I have a dataset with lot numbers, and flooding in inches by day. A lot of the lot numbers are duplicated, and I want to find the highest value for a given lot, for a given day. So, as example data, I have:
day1= c( 1, 1.2, 1.5, 4, 6.2, NA, 7, 3.4, 3.4, 3.2)
day2= c( NA, 2.2, 1.9, 4.7, 6.9, NA, 11.1, 3.9, 3.9, 3.4)
day3= c( .9, 1.2, .8, 4, 5.9, NA, 5.2, 1.2, 1.2, .8)

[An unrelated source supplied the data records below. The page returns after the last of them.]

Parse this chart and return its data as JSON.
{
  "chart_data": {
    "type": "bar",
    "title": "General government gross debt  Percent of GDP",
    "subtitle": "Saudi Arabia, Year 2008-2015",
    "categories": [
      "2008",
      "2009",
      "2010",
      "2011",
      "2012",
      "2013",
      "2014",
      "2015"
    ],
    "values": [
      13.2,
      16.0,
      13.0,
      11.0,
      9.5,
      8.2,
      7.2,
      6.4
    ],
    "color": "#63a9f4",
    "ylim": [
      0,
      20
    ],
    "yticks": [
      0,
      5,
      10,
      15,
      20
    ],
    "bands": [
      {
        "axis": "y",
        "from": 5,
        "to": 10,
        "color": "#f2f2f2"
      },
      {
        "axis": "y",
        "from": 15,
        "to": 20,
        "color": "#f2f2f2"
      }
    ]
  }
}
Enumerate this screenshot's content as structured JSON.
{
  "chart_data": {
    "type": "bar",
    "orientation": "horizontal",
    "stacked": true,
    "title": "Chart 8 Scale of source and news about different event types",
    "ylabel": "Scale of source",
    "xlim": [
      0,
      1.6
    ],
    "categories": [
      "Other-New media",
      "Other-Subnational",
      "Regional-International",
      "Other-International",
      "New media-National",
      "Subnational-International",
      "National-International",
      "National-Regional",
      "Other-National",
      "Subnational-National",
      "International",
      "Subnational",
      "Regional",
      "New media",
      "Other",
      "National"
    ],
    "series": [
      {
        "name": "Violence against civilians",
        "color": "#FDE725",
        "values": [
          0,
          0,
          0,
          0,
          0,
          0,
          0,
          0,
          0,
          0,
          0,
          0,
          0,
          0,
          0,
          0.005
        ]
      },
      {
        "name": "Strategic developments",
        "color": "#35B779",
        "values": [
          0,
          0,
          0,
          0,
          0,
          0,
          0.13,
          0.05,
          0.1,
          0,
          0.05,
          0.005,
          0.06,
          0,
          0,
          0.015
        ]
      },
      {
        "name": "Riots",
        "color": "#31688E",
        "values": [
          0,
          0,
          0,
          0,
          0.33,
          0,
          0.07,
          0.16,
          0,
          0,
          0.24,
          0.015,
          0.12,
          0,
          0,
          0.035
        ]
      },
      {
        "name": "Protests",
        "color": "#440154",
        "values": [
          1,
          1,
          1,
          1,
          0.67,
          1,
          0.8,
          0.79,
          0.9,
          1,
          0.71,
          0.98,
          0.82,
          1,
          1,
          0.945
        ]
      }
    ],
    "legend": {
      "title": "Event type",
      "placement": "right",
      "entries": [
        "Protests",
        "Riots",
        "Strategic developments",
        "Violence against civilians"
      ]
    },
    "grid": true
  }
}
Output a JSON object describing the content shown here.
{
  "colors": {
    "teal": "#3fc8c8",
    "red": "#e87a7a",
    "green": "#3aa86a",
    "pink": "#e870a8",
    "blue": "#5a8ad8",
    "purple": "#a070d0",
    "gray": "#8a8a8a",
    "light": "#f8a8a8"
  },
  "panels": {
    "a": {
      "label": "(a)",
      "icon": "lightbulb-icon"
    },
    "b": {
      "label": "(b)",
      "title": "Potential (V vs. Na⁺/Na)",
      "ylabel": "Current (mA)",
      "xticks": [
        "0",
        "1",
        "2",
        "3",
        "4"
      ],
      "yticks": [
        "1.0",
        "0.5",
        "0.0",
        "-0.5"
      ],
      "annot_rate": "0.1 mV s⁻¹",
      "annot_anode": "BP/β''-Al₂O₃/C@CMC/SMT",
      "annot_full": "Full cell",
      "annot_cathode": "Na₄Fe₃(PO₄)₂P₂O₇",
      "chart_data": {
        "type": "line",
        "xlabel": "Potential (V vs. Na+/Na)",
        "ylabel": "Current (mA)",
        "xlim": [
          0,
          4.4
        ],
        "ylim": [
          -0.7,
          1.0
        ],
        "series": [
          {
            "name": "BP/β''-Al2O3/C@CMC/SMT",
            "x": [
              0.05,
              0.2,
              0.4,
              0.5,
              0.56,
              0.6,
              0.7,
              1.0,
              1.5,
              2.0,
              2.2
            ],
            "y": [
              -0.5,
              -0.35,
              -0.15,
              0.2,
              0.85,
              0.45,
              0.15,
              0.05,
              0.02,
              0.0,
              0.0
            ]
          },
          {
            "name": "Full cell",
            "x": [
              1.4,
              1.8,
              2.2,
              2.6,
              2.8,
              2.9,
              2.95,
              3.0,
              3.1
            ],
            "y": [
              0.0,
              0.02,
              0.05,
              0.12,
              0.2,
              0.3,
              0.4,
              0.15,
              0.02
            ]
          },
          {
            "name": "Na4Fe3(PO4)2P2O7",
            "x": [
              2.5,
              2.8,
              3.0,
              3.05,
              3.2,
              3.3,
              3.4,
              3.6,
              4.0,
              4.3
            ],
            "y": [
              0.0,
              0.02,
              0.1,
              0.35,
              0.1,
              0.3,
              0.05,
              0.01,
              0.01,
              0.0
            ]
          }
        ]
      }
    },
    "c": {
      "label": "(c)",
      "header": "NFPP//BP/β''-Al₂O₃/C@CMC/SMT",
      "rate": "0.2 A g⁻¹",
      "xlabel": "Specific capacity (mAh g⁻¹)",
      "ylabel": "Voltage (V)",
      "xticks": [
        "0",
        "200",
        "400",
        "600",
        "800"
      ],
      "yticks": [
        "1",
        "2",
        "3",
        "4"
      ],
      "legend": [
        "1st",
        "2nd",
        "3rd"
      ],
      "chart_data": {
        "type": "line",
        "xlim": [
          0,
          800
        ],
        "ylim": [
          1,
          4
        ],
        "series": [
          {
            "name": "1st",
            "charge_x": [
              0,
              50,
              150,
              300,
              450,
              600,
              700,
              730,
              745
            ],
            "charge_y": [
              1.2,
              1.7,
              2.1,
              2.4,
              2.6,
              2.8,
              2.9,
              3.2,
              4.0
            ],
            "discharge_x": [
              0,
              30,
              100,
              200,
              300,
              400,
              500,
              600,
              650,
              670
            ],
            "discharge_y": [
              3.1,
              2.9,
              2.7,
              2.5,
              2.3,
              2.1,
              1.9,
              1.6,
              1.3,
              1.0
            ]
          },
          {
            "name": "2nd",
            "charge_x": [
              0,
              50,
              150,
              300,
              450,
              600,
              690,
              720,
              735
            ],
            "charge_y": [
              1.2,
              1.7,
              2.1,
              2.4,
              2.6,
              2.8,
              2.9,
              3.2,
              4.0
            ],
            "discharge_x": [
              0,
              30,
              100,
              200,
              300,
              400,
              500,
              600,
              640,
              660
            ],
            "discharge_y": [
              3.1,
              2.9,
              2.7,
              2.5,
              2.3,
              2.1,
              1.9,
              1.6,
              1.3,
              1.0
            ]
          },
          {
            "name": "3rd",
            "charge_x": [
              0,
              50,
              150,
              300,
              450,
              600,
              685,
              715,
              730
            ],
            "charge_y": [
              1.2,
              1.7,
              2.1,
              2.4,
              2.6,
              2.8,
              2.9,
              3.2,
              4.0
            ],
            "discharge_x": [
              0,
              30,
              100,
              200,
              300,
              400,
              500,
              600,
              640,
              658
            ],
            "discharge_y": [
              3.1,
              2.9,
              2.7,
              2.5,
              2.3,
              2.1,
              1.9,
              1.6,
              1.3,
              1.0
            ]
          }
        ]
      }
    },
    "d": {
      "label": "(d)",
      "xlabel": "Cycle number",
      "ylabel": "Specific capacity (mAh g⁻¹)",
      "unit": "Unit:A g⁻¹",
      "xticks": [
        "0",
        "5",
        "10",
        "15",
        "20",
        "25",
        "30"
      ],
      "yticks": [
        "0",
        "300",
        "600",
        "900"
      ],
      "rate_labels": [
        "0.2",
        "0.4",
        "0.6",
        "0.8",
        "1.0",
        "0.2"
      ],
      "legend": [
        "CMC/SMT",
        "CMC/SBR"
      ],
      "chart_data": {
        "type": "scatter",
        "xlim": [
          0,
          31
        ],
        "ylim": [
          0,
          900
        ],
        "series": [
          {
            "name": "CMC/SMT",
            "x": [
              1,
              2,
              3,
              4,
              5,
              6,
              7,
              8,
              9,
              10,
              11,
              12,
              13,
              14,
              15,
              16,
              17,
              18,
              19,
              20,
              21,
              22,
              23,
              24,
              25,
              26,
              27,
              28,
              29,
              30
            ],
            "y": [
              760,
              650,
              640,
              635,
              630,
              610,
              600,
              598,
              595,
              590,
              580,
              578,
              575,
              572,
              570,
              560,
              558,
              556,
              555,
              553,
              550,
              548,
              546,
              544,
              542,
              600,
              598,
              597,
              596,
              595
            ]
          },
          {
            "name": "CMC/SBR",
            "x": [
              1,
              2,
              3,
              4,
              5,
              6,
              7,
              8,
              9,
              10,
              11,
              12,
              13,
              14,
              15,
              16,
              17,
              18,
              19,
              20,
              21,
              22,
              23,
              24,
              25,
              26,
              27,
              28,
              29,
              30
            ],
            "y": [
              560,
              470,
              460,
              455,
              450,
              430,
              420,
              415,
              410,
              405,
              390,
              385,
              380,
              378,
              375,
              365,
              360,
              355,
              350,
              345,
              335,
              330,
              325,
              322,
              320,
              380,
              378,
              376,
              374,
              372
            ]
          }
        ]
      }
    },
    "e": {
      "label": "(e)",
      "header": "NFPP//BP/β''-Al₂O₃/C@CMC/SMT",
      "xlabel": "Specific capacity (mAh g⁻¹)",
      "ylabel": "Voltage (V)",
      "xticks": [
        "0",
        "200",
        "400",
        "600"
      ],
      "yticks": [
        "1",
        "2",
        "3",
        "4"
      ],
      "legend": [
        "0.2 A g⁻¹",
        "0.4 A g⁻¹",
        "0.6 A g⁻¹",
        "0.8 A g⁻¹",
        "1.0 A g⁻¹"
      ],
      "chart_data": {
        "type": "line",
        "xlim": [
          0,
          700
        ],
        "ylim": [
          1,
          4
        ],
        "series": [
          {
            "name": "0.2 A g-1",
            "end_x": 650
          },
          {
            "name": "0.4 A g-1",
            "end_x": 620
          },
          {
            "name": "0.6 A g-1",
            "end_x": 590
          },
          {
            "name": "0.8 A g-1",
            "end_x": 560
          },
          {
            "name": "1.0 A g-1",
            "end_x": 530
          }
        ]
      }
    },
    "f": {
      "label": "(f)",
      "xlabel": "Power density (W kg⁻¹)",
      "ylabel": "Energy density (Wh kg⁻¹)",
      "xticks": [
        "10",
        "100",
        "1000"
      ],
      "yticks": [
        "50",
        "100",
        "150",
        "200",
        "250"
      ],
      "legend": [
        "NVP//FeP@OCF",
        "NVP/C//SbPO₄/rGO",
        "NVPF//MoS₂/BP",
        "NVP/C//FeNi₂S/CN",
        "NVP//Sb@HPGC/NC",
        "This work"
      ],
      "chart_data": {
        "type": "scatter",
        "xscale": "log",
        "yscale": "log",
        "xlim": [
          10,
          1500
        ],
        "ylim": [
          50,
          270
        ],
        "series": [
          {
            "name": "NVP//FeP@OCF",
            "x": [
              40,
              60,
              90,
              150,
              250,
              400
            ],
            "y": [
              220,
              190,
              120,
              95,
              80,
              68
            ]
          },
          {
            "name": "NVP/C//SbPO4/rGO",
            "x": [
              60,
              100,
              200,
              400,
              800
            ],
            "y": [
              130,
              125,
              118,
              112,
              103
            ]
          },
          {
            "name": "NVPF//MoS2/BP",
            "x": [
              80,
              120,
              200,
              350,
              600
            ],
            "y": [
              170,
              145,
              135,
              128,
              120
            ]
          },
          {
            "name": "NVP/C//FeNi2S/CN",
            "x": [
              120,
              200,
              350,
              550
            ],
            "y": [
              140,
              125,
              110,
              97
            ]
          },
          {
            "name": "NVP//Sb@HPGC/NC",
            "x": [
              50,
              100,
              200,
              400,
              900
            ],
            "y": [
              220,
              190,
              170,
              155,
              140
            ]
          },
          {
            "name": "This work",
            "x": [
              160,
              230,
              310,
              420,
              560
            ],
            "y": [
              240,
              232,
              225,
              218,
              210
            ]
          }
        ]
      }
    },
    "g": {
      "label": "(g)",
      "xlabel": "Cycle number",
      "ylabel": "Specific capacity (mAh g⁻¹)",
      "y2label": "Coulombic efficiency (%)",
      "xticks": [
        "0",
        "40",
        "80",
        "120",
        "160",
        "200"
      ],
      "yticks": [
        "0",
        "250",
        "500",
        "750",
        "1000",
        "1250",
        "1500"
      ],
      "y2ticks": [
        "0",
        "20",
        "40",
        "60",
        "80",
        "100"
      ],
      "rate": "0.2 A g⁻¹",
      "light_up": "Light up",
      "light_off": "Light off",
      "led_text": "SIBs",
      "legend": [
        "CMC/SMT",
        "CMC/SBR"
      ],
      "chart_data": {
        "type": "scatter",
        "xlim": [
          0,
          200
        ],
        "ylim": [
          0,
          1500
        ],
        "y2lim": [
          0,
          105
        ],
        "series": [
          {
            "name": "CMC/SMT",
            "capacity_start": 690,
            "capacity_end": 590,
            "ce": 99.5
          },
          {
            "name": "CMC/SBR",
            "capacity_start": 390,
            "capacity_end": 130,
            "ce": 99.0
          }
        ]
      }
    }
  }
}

lot= c("id-1", "id-1", "id-1", "id-2", "id-3", "id-4", "id-4", "id-5", "id-5", "id-5")
df <-data.frame(day1, day2, day3, lot)
and what I want to get is something along the lines of:
> head(df_slim, n=10)
day1 day2 day3 lot
1 1.5 2.2 1.2 id-1
2 4.0 4.7 4.0 id-2
3 6.2 6.9 5.9 id-3
4 7.0 11.1 5.2 id-4
5 3.4 3.9 1.2 id-5
I am trying the code below, but I know I'm not close, and was hoping ya'll could point me in the right direction! Thanks!
df_slim <- df %>% group_by(lot) %>% df[which.max(df$day1),]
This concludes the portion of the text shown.